A sequência é assim: o reverendo Richard Lopez, capelão da casa dos mortos, enquadrado fixo e rente às cruzes de um cemitério que ele bastamente ergueu. O que também é tramado aí é que apesar de ele tanto os ter conhecido já não os pode distinguir. Aqueles ali em descanso, que são os que literalmente não tiveram onde cair mortos, alguém que os recolhesse, só por números são identificados. Um número sem nome, sem rosto, sem rasto. Esse Padre diz que vai às terminais cerimónias sem expectativas, basicamente alienado, vivenciar o que Deus preparou para ele, para eles, para todos os envolvidos, entrega-se completamente a Deus, acredita num sentido superior, deixa que as coisas aconteçam de acordo com o tempo. Por que Deus permite a pena capital, pergunta Herzog. O Padre responde que não sabe a resposta. Acredita que há sempre um propósito que leva Deus a autorizar que coisas assim aconteçam. O Padre chega às lágrimas quando conta que nas suas divagações pela natureza consegue parar o seu carro de golfe a tempo de não matar dois esquilos e que…não pode fazer o mesmo na sala fatal das injecções. Chora, toma posição, despe a bata.
Assim mesmo, Herzog escava sempre fundo, põe em perigo a enxada, quer o relato, os comos e porquês, o que foi e o que teria sido, causas e consequências, emoções e gritos de revolta, transparências e intimismos. Defende a sua dama, a crença de que a pena de morte é um crime, um mal monstruoso de lógica e de ética, etc. E se enfrenta sem meias medidas os monstros do corredor da morte que afinal parecem meninos, frontalmente, sinceramente, tudo lhes crendo sacar; se relembra aos envolvidos os piores momentos e o pior de tudo, se igualmente não perdoa coisas e até reafirma, também no final deseja tudo de bom ao estranhamente pacificado e complexo Michael Perry que já sente a agulha e, principalmente, utiliza o meio pelo qual moldou a sua démarche, ou seja, a câmara de filmar, para que todos façam a sua catarse, cheguem à sua verdade, possam até arrumar a casa, seguir em frente possivelmente.

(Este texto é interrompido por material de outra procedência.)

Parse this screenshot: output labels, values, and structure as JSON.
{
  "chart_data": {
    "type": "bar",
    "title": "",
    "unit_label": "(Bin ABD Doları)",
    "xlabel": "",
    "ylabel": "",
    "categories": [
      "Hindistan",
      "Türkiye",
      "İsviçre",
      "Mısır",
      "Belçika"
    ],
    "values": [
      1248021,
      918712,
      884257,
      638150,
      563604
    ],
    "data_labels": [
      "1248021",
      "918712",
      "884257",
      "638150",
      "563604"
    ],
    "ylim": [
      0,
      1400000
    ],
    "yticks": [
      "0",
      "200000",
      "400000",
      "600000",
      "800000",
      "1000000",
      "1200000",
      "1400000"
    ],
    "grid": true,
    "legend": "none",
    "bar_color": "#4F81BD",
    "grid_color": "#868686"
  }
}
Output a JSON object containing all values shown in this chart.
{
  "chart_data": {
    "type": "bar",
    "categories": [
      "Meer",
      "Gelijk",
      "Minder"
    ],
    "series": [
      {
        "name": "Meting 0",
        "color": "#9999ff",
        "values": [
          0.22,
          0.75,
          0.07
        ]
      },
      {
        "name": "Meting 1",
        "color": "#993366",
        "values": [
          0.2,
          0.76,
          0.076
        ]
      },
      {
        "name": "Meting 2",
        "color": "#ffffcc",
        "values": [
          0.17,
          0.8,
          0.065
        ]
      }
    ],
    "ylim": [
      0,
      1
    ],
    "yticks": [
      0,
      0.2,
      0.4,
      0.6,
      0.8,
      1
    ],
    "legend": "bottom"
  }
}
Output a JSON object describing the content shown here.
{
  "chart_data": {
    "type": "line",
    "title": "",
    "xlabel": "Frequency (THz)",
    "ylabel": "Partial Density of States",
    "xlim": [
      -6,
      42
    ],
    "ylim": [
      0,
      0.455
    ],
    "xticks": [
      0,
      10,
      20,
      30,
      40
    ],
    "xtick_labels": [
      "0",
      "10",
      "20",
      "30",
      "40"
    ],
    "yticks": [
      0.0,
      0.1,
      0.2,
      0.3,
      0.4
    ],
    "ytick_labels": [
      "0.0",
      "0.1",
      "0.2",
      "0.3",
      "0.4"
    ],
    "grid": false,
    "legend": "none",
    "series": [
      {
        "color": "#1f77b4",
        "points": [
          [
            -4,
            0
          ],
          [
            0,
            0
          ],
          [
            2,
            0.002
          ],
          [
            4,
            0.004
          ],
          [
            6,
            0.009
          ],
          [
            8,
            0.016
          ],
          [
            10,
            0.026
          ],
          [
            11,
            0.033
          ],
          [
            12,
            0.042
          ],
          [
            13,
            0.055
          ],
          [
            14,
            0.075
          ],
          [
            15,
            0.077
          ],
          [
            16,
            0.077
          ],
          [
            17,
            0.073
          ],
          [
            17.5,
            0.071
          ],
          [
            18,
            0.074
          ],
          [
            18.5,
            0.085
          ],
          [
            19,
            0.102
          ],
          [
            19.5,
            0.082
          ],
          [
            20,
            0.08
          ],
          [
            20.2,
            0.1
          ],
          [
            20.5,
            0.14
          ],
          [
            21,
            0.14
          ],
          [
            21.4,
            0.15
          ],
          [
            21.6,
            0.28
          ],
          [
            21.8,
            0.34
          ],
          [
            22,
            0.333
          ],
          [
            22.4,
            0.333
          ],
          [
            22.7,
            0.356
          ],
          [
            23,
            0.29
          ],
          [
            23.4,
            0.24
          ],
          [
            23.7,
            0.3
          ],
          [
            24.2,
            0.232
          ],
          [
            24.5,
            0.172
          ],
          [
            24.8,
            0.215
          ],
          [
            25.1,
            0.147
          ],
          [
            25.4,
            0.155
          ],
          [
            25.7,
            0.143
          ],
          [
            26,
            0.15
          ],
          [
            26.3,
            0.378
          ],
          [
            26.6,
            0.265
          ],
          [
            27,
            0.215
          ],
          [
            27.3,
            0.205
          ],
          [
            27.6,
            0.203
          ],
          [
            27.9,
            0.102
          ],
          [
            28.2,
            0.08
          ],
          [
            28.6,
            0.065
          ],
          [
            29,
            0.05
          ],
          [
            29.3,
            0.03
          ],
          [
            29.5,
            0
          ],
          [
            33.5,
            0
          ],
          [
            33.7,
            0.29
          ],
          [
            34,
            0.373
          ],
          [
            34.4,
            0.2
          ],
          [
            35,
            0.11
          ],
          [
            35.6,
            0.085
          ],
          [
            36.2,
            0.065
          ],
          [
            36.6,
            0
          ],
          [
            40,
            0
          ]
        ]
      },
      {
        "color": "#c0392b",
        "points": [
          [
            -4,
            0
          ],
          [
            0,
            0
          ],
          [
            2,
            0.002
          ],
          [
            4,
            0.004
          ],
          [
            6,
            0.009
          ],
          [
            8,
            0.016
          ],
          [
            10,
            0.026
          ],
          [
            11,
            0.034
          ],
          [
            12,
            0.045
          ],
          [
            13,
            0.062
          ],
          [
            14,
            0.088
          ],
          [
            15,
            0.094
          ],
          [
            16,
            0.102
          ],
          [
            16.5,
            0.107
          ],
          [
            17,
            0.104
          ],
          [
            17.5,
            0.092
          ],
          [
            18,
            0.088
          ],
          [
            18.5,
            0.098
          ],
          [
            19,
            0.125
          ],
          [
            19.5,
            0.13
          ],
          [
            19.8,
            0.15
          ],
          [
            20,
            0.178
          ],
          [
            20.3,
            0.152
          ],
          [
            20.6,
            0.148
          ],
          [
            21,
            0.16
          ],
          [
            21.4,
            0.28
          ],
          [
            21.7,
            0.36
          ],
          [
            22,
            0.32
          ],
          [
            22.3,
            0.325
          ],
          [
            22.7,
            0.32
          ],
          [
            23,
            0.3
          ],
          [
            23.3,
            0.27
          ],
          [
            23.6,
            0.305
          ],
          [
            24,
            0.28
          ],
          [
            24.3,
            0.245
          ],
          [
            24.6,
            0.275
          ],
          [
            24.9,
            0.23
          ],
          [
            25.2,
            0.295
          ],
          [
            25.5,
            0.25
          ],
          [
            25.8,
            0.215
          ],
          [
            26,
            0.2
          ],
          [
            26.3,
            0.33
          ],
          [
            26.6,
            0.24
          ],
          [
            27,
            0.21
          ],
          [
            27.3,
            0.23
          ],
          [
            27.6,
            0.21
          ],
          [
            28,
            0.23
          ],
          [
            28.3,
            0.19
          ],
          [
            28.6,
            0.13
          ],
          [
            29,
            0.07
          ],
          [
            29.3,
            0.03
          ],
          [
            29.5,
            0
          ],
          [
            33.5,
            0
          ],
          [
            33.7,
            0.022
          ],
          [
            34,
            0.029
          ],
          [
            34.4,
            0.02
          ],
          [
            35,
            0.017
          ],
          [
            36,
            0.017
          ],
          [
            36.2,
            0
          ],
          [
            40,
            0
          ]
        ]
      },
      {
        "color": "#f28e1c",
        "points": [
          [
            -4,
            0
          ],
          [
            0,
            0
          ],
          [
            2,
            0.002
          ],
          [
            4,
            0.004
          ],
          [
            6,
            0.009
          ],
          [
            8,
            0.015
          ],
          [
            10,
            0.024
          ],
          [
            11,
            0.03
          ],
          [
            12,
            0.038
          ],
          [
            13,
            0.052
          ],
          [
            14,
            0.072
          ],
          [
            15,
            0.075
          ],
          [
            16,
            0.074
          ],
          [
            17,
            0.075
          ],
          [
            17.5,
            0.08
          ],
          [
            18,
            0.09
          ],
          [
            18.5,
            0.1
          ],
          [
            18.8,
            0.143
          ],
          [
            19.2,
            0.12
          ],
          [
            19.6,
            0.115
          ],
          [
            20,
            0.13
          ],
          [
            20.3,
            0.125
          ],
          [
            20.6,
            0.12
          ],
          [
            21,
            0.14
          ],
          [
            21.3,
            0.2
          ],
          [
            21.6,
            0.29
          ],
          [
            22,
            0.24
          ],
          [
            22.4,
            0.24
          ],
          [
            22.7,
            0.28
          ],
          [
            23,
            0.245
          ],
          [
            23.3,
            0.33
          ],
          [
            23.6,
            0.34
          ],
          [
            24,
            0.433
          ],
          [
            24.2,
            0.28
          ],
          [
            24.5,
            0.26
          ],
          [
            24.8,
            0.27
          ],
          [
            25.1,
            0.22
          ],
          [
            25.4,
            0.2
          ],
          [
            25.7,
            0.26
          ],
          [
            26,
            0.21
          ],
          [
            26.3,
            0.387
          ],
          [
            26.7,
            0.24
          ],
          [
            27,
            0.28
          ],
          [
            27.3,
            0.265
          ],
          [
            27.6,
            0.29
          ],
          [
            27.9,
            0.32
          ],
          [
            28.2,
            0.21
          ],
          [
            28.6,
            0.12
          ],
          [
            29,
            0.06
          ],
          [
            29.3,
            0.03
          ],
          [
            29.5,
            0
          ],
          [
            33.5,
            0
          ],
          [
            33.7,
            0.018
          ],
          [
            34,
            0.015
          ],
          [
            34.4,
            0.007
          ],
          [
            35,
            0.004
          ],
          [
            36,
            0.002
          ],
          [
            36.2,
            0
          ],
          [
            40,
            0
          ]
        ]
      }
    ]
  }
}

Como o cinema já serviu e pode continuar a servir para isto…neste frio e directo Herzog há igualmente perdão para toda a gente. Tal como o Pai do referido jovem que apesar de tudo ainda poderá sair aos sessenta anos, esse Pai de dois metros que não para de verter lágrimas pela cruz carregada, que pediu aos juízes para ser ele a cumprir a pena do filho Jason Burkett, assumindo-se culpado pela má formação; Pai que não se perdoa de um dia o terem algemado ao filho e que vive na cadeia em frente onde a sábia e inflexível montagem do alemão une e torna a dor inexoravelmente aguda e as certezas dúbias. Verdadeiramente dialéctico, amarrado e desamarrado por brutas forças contraditórias e complementares, é o essencial e vital gesto político porque correspondente ao sensível. Nunca se esconde. É por isso que “Into the Abyss” será das coisas que presentemente fazem mais sentido, absolutamente cravadas no real e nas suas leis, absolutamente imerso em pantanosos terrenos da delicadeza da memória, dos afectos, singularidades, escuridão final…ficção. Personagens num enublado berço universal. Ainda se escutam ecos, senhor Renoir, senhor Tolstoy.